Augustine considers the objection that suicide might be justified to prevent future sin, either one’s own or another’s. He argues that this reasoning, if valid, would justify suicide immediately after baptism, when all past sins are forgiven, to avoid the possibility of future sin. But this is plainly absurd. No one should commit a certain and present evil to avoid an uncertain and future one. If a woman fears she might consent to violation under pressure, she should trust in God’s grace to preserve her will, not take her own life. The motions of the flesh that occur without the will’s consent are not imputed as sin, whether one is awake or asleep. Augustine acknowledges that some women in times of persecution have drowned themselves to escape violation and are venerated as martyrs, but he refuses to judge their case, leaving it to God who knows the secrets of the heart. For the general rule, he maintains that suicide is never lawful except by direct divine command, which must be clearly attested.

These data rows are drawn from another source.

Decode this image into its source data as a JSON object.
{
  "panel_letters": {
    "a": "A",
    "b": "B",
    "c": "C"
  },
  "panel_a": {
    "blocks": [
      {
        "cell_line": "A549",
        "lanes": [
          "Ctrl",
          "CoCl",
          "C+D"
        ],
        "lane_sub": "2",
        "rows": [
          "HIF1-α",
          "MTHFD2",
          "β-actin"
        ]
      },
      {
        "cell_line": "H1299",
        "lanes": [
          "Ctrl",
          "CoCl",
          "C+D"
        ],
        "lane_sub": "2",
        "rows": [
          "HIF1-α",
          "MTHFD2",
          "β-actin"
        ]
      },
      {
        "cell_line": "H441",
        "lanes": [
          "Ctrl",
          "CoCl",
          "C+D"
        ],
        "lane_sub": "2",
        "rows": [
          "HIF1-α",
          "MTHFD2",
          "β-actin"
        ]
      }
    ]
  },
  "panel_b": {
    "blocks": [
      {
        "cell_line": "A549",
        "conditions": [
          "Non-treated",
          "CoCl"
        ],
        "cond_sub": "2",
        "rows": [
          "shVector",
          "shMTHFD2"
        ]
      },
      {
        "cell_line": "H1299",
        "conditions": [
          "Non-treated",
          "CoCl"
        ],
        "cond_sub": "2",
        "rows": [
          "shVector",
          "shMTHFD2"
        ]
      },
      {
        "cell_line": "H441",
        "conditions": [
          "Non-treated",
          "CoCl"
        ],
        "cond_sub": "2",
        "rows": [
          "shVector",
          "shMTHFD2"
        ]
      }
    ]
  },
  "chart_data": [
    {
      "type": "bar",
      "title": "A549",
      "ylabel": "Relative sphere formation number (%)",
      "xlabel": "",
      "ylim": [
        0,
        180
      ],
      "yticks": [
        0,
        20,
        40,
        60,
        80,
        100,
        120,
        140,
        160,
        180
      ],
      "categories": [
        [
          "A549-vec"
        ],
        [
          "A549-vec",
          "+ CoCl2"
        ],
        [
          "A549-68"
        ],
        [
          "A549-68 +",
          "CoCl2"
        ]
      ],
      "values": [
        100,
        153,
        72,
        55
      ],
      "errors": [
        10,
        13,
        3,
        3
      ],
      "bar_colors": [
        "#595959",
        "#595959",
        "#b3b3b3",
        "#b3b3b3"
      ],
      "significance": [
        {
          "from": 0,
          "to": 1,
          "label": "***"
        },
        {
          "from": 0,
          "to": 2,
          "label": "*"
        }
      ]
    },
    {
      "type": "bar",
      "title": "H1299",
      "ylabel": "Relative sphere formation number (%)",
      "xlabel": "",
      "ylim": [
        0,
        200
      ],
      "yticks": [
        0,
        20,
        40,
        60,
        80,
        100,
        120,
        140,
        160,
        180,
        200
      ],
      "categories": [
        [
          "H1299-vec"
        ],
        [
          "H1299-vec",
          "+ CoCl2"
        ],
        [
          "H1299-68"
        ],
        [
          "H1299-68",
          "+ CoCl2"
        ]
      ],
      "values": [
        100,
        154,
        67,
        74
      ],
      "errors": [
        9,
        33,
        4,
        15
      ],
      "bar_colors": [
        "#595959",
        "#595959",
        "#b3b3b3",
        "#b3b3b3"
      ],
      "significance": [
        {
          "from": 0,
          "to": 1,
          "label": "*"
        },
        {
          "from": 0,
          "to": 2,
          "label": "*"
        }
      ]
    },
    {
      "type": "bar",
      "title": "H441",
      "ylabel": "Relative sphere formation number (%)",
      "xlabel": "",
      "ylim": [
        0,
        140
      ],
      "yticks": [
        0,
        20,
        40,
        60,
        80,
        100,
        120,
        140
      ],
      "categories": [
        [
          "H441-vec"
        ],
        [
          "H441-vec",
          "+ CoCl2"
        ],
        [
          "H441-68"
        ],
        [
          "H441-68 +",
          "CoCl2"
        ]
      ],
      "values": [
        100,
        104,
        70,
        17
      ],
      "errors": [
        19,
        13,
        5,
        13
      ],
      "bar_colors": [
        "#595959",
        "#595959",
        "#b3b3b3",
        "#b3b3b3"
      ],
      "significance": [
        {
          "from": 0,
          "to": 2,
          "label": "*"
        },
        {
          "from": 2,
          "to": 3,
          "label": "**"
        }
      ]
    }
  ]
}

Augustine then addresses the question of why God permitted these outrages to befall continent Christian women. He suggests that God may have allowed them to cure pride or to prevent pride from arising. Some women may have been unduly puffed up by their continence and desirous of human praise; the loss of that which wins human applause may have been necessary to teach them humility. Others, though not yet proud, might have become so had they not been humbled by suffering. In either case, the loss is not of chastity but of the occasion for pride. God, who delights in the purity of his saints, would not have permitted these disasters if they could destroy the sanctity he had bestowed. The women who suffer can be assured that their chastity remains intact, for it is preserved by the steadfastness of their will and the grace of God.

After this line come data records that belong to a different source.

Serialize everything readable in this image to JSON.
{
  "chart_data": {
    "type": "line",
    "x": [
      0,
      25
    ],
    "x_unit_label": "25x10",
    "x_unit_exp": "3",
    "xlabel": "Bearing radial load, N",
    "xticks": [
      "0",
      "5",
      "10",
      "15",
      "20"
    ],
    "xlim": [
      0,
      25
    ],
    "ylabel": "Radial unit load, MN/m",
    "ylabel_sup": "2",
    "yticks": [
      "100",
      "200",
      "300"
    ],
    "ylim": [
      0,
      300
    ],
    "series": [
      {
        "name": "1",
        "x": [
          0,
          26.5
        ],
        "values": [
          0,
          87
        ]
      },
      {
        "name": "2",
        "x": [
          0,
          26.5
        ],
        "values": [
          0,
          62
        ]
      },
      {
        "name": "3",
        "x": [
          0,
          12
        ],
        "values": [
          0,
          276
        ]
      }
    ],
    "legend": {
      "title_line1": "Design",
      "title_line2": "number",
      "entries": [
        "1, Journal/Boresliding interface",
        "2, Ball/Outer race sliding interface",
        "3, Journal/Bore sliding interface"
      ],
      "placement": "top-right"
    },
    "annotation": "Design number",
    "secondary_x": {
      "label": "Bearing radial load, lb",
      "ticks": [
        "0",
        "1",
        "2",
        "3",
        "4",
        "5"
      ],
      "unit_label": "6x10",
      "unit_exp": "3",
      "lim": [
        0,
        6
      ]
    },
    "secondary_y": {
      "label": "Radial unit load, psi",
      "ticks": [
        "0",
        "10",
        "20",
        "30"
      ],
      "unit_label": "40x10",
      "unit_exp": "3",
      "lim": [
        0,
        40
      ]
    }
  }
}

In the final chapters, Augustine exposes the true motive of the pagan critics. They complain of Christianity not because they love virtue but because they desire to live in shameful luxury without disturbance. Their longing for peace and prosperity is not for the sake of using these blessings temperately and piously but for the sake of running riot in every kind of pleasure. Augustine cites the example of Scipio Nasica, the Roman pontiff who was unanimously judged the best citizen of his time. When the senate debated whether to destroy Carthage, Nasica opposed the measure, fearing that the removal of a great rival would lead to moral decay. He understood that fear is a wholesome guardian for citizens and that security is the enemy of weak minds. When Carthage was destroyed, his fears were realized: concord was destroyed by sedition, civil wars brought massacres and proscriptions, and the lust of rule subdued the citizens under the yoke of a few. Nasica also opposed the construction of a permanent theater, warning that the luxurious manners of Greece would sap Roman virtue. So persuasive was his speech that the senate prohibited even the temporary benches that had been used for theatrical performances.